Everything else is by user permission. Accept it. It makes no difference what the folder is to you. Put it where microsoft wants it. Stop wasting time on it.
:)
Wednesday, August 1, 2018 3:54 PM
You can create a folder under Program Files and modify it's default security descriptor to allow Standard Users to write to it. However, this is not considered to be a best practice.
If you decide to do this make sure you don't allow non-administrators to have write access to folders containing executable code.
I have thought about this, and granting "Modify" permissions to the log folder would work, but I agree that would not be best practice, as there is no control over the user deleting the log files.
It would be best to handle this programmatically with impersonation or something.

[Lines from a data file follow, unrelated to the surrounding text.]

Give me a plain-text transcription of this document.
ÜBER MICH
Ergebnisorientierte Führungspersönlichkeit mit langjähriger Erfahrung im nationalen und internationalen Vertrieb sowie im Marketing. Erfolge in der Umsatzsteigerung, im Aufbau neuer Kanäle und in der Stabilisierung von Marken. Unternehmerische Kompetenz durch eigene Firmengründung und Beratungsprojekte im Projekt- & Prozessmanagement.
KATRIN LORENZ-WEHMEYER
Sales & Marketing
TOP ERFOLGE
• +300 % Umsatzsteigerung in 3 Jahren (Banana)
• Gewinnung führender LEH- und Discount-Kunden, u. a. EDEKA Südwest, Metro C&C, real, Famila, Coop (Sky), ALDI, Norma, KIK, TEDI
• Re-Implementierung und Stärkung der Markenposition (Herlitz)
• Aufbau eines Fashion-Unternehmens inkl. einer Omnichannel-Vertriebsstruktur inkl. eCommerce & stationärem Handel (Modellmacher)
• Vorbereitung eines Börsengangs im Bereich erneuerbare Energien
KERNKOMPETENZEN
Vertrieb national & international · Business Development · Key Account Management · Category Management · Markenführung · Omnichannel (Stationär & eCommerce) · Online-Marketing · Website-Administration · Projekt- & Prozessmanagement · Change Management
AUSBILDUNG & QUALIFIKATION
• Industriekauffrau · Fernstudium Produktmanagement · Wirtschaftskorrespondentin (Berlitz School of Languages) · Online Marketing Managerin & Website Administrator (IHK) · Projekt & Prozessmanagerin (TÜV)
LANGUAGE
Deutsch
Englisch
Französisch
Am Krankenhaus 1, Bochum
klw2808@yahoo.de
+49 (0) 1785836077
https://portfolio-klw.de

Wednesday, August 1, 2018 3:57 PM
I have thought about this, and granting "Modify" permissions to the log folder would work, but I agree that would not be best practice, as there is no control over the user deleting the log files.
Not so. You can allow users to create files and write to them without giving them rights to delete files.
But using ProgramData is, in my opinion, a better choice.
Wednesday, August 1, 2018 3:59 PM
I have thought about this, and granting "Modify" permissions to the log folder would work, but I agree that would not be best practice, as there is no control over the user deleting the log files.
Not so. You can allow users to create files and write to them without giving them rights to delete files.
Whether or not they can delete a file with Modify permissions, they could delete the information contained within the files.
Wednesday, August 1, 2018 4:09 PM
I have thought about this, and granting "Modify" permissions to the log folder would work, but I agree that would not be best practice, as there is no control over the user deleting the log files.
Not so. You can allow users to create files and write to them without giving them rights to delete files.
Whether or not they can delete a file with Modify permissions, they could delete the information contained within the files.
What's your point? If you want to allow users the ability to create files but then deny access to them then say so.
Wednesday, August 1, 2018 5:18 PM
What's your point? If you want to allow users the ability to create files but then deny access to them then say so.
You are missing the root of the point here. I am not asking for "users" to be able to create the log files. I want the application to do so. For all I care, the users would have absolutely no idea these log files even exist. They would solely be written for the purpose of me troubleshooting any issues with the application. I want the application to write the log files, but since a non-Admin user is launching the application, it does not implicitly have permissions to do so.
Wednesday, August 1, 2018 5:49 PM
Well, on Windows systems access rights and privileges are associated with users, not applications. I'm not missing the point, you seem to want something that Windows doesn't provide.